The use of neuromuscular blocking agents is a contentious issue. Suxamethonium remains the gold choice for rapid sequence intubation although there are questions about raised intracranial pressure, etc. If a longer acting agent is administered to a patient, then you may have a considerable lag time before intubating conditions are ideal. There is also the danger of encountering the "can't intubate, can't ventilate" scenario. This is a genuine brown underpants moment. I would recommend others to avoid the use of NMB in the field unless trained in their use in a variety of environments. I cannot advocate the use of airway blocks for emergency airway provision. The idea is risky as there are a lot of vascular structures in the neck, there is a risk of intravascular injection, there is also the risk of pneumothorax, nerve damage and failed block. Most nerve blocks take time to "mature", sometimes up to 20 or 30 minutes. There is simply not enough time in an emergency to do a nerve block unless the person doing the block has done heaps of them and is comfortable doing them. There is also the risk of infection from jabbing a needle in the neck in less than clean surrounds. Personally, having not done many airway blocks (partly due to the use of NMB etc) I would not want to do them if I could avoid it. An alternative is to spray the vocal cords with local anaesthetic, such as 4% lignocaine or even 2%. This can often prevent laryngospasm. Interestingly, intubation intself does not necessarily require a specific body position. The "sniffing the air" position merely maximises the chance of successful intubation. Patients with neck injuries can be intubated with manual inline stabilisation. Patients can be intubated sitting up, with the laryngoscopy held i the right hand like and icepick. They can be intubated lying on the ground with the person intubating lying next to them. Fibreoptic bronchoscopic intubation can be performed in front of, or behind the patient. Patient can be intubated orally or nasally. In short, a skilled operator should be able to intubate in a variety of postures and positions.

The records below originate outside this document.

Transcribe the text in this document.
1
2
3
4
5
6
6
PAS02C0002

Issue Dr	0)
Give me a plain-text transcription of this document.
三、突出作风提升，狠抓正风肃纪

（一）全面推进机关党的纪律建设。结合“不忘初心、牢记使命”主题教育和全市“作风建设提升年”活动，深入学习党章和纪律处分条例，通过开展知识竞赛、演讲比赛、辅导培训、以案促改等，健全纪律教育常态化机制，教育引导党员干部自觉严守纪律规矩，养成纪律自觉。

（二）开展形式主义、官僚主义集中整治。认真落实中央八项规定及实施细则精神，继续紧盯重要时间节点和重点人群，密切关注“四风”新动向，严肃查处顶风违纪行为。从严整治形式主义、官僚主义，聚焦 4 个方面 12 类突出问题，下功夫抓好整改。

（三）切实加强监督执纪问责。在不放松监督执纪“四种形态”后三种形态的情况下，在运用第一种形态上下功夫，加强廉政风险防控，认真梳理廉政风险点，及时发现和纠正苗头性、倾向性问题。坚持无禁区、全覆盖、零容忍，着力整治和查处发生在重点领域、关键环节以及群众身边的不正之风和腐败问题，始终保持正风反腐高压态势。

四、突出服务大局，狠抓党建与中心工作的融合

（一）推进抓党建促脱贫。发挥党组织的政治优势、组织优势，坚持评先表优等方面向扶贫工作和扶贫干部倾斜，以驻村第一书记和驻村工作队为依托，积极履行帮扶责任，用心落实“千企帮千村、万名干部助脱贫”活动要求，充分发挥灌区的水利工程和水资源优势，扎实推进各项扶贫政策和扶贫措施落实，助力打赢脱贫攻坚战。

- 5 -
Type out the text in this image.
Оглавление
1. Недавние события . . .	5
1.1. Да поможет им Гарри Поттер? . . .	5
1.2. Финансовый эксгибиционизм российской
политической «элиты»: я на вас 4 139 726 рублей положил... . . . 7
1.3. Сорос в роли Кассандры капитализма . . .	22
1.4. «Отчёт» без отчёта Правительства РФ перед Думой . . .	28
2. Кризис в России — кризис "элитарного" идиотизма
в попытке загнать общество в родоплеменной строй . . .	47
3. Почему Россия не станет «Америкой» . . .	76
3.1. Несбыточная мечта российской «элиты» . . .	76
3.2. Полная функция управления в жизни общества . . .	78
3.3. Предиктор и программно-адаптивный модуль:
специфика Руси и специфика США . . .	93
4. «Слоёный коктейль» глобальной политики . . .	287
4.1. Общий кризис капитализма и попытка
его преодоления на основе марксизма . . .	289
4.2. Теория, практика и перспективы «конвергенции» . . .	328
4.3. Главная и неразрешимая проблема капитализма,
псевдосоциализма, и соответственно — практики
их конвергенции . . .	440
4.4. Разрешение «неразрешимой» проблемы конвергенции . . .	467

Cricothyroidotomy is a rescue technique and may be used to buy time. Jet insufflation is even less able to maintain oxygenation over a long period, but both of these are useful in an emergency. I would advocate the use of needle cricothyroidotomy in an emergency if other techniques failed. There are obviously large and important blood vessels in the neck, so adequate training is essential.

My advice would be to teach intubation and emergency airway techniques to advanced medics. I would teach direct laryngoscopy. I would also make sure that there was one single alternative to direct laryngoscopy (Airtraq, Pentax AWS, GlideScope whatever) and only one and that operators were familiar with it's use. I would include training in the use of LMAs and Proseals and have these as the first step after failed intubation. I would recommend that all who intubate patients are familiar with failed airway scenarios and procedures.

In summary, people die from a failure to ventilate, not intubate. Advanced techniques should be taught but everyone has their own opinion on who should be taugh what and by who. In Australia, paramedics undergo hsopital reaccreditation for intubation but they do not use neuromuscular blockers. They are also trialling the use of intubating LMAs in the field.